環境・社会理工学院専門基礎1(2020年度)

7月10日(金)野原の授業「科学技術コミュニケーションとスペキュラティブデザイン」のスライドはここをクリック。

授業後にもらった質問へのレスポンス:

・手に持ってとれるようなものや車など動くもののデザインについて、用語や事項を解説した事典や面白い本はありますか?

➡ 広めにお薦めを挙げます。
中野香織 監修『英和ファッション用語辞典』研究者
マシュー・フレデリック『建築デザイン 101のデザイン』フィルムアート社
きれいのデザイン研究室『にほんのきれいのあたりまえ』フィルムアート社
深澤直人『デザインの輪郭』TOTO出版
佐藤良仁・鎌倉生光『クリエイティブ・アイデアのヒミツとヒケツ』六耀社
林容子・湖山泰成『進化するアートコミュニケーション』レイライン
おまけ。
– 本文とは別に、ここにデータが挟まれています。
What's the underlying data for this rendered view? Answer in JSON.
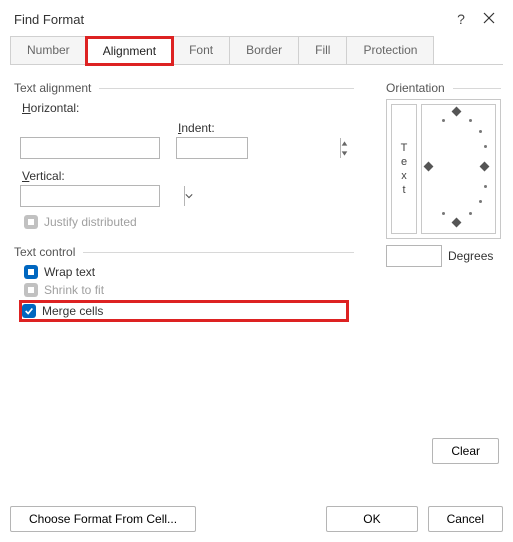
{
  "dialog": {
    "title": "Find Format",
    "help": "?",
    "tabs": [
      "Number",
      "Alignment",
      "Font",
      "Border",
      "Fill",
      "Protection"
    ],
    "active_tab_index": 1
  },
  "text_alignment": {
    "group": "Text alignment",
    "horizontal_label": "Horizontal:",
    "horizontal_value": "",
    "indent_label": "Indent:",
    "indent_value": "",
    "vertical_label": "Vertical:",
    "vertical_value": "",
    "justify_label": "Justify distributed",
    "justify_state": "tristate-disabled"
  },
  "text_control": {
    "group": "Text control",
    "wrap_label": "Wrap text",
    "wrap_state": "tristate",
    "shrink_label": "Shrink to fit",
    "shrink_state": "tristate-disabled",
    "merge_label": "Merge cells",
    "merge_state": "checked"
  },
  "orientation": {
    "group": "Orientation",
    "vertical_text": [
      "T",
      "e",
      "x",
      "t"
    ],
    "degrees_value": "",
    "degrees_label": "Degrees"
  },
  "buttons": {
    "clear": "Clear",
    "choose_format": "Choose Format From Cell...",
    "ok": "OK",
    "cancel": "Cancel"
  },
  "highlights": {
    "tab_alignment": true,
    "merge_cells": true
  }
}
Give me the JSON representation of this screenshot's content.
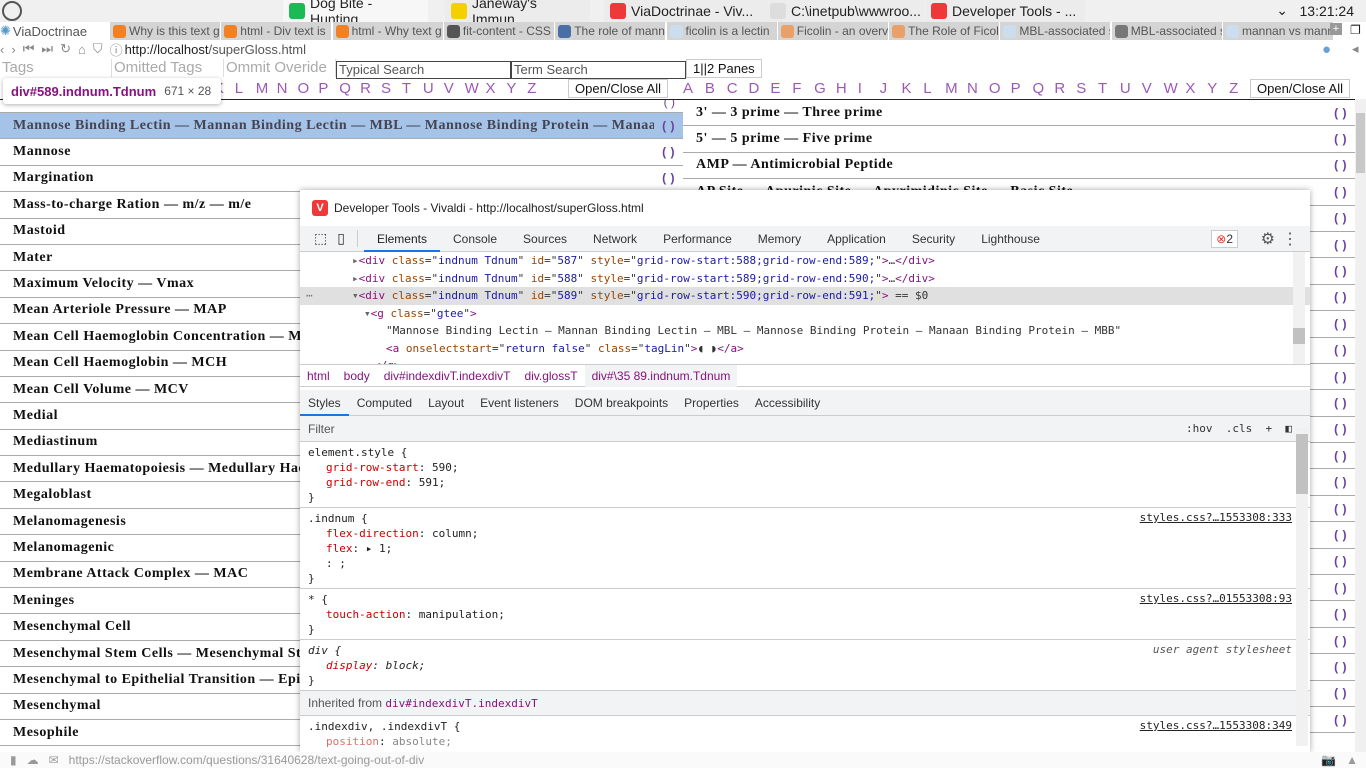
{
  "os_tabs": [
    {
      "label": "ViaDoctrinae",
      "icon": "vivaldi-logo-icon"
    },
    {
      "label": "Dog Bite - Hunting...",
      "icon": "spotify-icon",
      "color": "#1db954"
    },
    {
      "label": "Janeway's Immun...",
      "icon": "pdf-icon",
      "color": "#f5d000"
    },
    {
      "label": "ViaDoctrinae - Viv...",
      "icon": "vivaldi-icon",
      "color": "#ef3939"
    },
    {
      "label": "C:\\inetpub\\wwwroo...",
      "icon": "notepad-icon"
    },
    {
      "label": "Developer Tools - ...",
      "icon": "vivaldi-icon",
      "color": "#ef3939"
    }
  ],
  "clock": "13:21:24",
  "browser_name": "ViaDoctrinae",
  "browser_tabs": [
    "Why is this text g",
    "html - Div text is",
    "html - Why text g",
    "fit-content - CSS",
    "The role of mann",
    "ficolin is a lectin",
    "Ficolin - an overv",
    "The Role of Ficoli",
    "MBL-associated s",
    "MBL-associated s",
    "mannan vs mann"
  ],
  "address": {
    "url_host": "http://localhost",
    "url_path": "/superGloss.html"
  },
  "controls": {
    "tags": "Tags",
    "omitted_tags": "Omitted Tags",
    "omit_override": "Ommit Overide",
    "typical_search_placeholder": "Typical Search",
    "term_search_placeholder": "Term Search",
    "panes_button": "1||2 Panes",
    "open_close_all": "Open/Close All"
  },
  "alphabet": [
    "A",
    "B",
    "C",
    "D",
    "E",
    "F",
    "G",
    "H",
    "I",
    "J",
    "K",
    "L",
    "M",
    "N",
    "O",
    "P",
    "Q",
    "R",
    "S",
    "T",
    "U",
    "V",
    "W",
    "X",
    "Y",
    "Z"
  ],
  "tooltip": {
    "selector": "div#589.indnum.Tdnum",
    "dims": "671 × 28"
  },
  "left_terms": [
    "Mannose Binding Lectin — Mannan Binding Lectin — MBL — Mannose Binding Protein — Manaan Binding Protein — MBB",
    "Mannose",
    "Margination",
    "Mass-to-charge Ration — m/z — m/e",
    "Mastoid",
    "Mater",
    "Maximum Velocity — Vmax",
    "Mean Arteriole Pressure — MAP",
    "Mean Cell Haemoglobin Concentration — MCHC",
    "Mean Cell Haemoglobin — MCH",
    "Mean Cell Volume — MCV",
    "Medial",
    "Mediastinum",
    "Medullary Haematopoiesis — Medullary Haematopoiesis",
    "Megaloblast",
    "Melanomagenesis",
    "Melanomagenic",
    "Membrane Attack Complex — MAC",
    "Meninges",
    "Mesenchymal Cell",
    "Mesenchymal Stem Cells — Mesenchymal Stromal Cells",
    "Mesenchymal to Epithelial Transition — Epithelial",
    "Mesenchymal",
    "Mesophile"
  ],
  "right_terms": [
    "3' — 3 prime — Three prime",
    "5' — 5 prime — Five prime",
    "AMP — Antimicrobial Peptide",
    "AP Site — Apurinic Site — Apyrimidinic Site — Basic Site",
    "",
    "",
    "",
    "",
    "",
    "",
    "",
    "",
    "",
    "",
    "",
    "",
    "",
    "",
    "",
    "",
    "",
    "",
    "",
    ""
  ],
  "paren": "( )",
  "devtools": {
    "title": "Developer Tools - Vivaldi - http://localhost/superGloss.html",
    "tabs": [
      "Elements",
      "Console",
      "Sources",
      "Network",
      "Performance",
      "Memory",
      "Application",
      "Security",
      "Lighthouse"
    ],
    "error_count": "2",
    "elements": [
      {
        "id": "587",
        "style": "grid-row-start:588;grid-row-end:589;"
      },
      {
        "id": "588",
        "style": "grid-row-start:589;grid-row-end:590;"
      },
      {
        "id": "589",
        "style": "grid-row-start:590;grid-row-end:591;"
      }
    ],
    "div_class": "indnum Tdnum",
    "selected_marker": "== $0",
    "g_class": "gtee",
    "text_node": "\"Mannose Binding Lectin — Mannan Binding Lectin — MBL — Mannose Binding Protein — Manaan Binding Protein — MBB\"",
    "a_onselectstart": "return false",
    "a_class": "tagLin",
    "breadcrumbs": [
      "html",
      "body",
      "div#indexdivT.indexdivT",
      "div.glossT",
      "div#\\35 89.indnum.Tdnum"
    ],
    "style_tabs": [
      "Styles",
      "Computed",
      "Layout",
      "Event listeners",
      "DOM breakpoints",
      "Properties",
      "Accessibility"
    ],
    "filter_placeholder": "Filter",
    "hov": ":hov",
    "cls": ".cls",
    "rules": [
      {
        "selector": "element.style {",
        "source": "",
        "props": [
          [
            "grid-row-start",
            "590;"
          ],
          [
            "grid-row-end",
            "591;"
          ]
        ]
      },
      {
        "selector": ".indnum {",
        "source": "styles.css?…1553308:333",
        "props": [
          [
            "flex-direction",
            "column;"
          ],
          [
            "flex",
            "▸ 1;"
          ],
          [
            "",
            ": ;"
          ]
        ]
      },
      {
        "selector": "* {",
        "source": "styles.css?…01553308:93",
        "props": [
          [
            "touch-action",
            "manipulation;"
          ]
        ]
      },
      {
        "selector": "div {",
        "source": "user agent stylesheet",
        "props": [
          [
            "display",
            "block;"
          ]
        ]
      }
    ],
    "inherited_label": "Inherited from",
    "inherited_from": "div#indexdivT.indexdivT",
    "last_rule": {
      "selector": ".indexdiv, .indexdivT {",
      "source": "styles.css?…1553308:349",
      "prop": "position",
      "value": "absolute;"
    }
  },
  "status_url": "https://stackoverflow.com/questions/31640628/text-going-out-of-div"
}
野原佳代子『ディスカッションから学ぶ翻訳学』三省堂 

・知識が先走ってしまい、感情的に良いと思えるものが分かりにくくなってしまうような気がし、おもしろい事典のような本を読んでいいものなのかうしろめたさがあったりするのですが、どう思われますでしょうか。

➡ 感性は、じっと持っているだけでなく、磨いていくことができます。よい本を読んで読んで読みつくして、もういっぱいいっぱいで疲れたアタマにのみ「すっ」と見えてくる、第一級のデザインに共通の価値や意味がある、と私は思います。
同様に、安っぽい表層的デザインも、見抜けるようになる。知識なんてクラウドにあればよい、が違うと思うのは、そのためです。ディテールは忘れてしまっても、大事なことをひとつの出会いにつきひとつずつ頭に(ノートでもいい)メモして、どんどん次へ行ってください。それらがある日つながって、みなさんのような柔らかいアタマの中で、世界が一枚の有機的な絵になっていくのではないか。